I need to take a string of html text like:
<p>This is a line with no spans<br>
This is a line <span class="second">This is secondary</span><br>
This is another line <span class="third">And this is third</span> <span class="four">this is four</span></p>
And have it end up as an array in PHP like:
array(
"This is a line with no spans",
array(
"This is a line",
second => "This is secondary",
),
array(
"This is another line",
third => "And this is third",
four => "this is four"
)
);
Getting each line into it's own value was easy, I just split the text on <br> and that works fine, but getting lines to be split with the class name I can't quite get. I feel like php's preg_split may hold the key, but I kind of suck with regular expressions and I can't get it figured out.
Any ideas?
It's not a good idea to use regular expressions to parse HTML (cite). It's just not a suitable tool; see @JAAulde's answer.
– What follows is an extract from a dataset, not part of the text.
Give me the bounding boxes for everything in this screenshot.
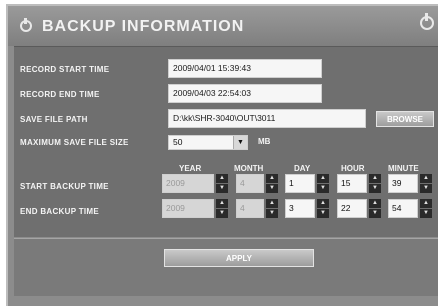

The best way is to do it purely with the DOM. Loop through all child nodes (including text nodes) to format the array the way you want. Like this:
$p = // get paragraph tag...
$lines = array();
$pChildren = $p->childNodes;
for ($i = 0; $i < $pChildren->length; $i++) {
$line = array();
$child = $pChildren->item($i);
if ($child instanceof DOMText) {
$line[] = $child->wholeText;
} elseif ($child instanceof DOMElement) {
if (strtolower($child->tagName) == 'br') {
$lines[] = $line;
$line = array();
} elseif (strtolower($child->tagName) == 'span' && $child->hasAttribute('class')) {
$line[$child->getAttribute('class')] = $child->nodeValue;
}
}
}
Warning: treat the above as pseudo-code, it has not been tested at all, just going from experience and the manual.
Maybe you can use an XML parser ? Here's the doc.
You should not attempt to parse HTML with regex or other means. It is very complicated and will end up with terrible maintenance problems.
I highly recommend you look into how to read a chunk of markup into a DOM document [docs] and then use DOM methods to work with it just like you would browser side.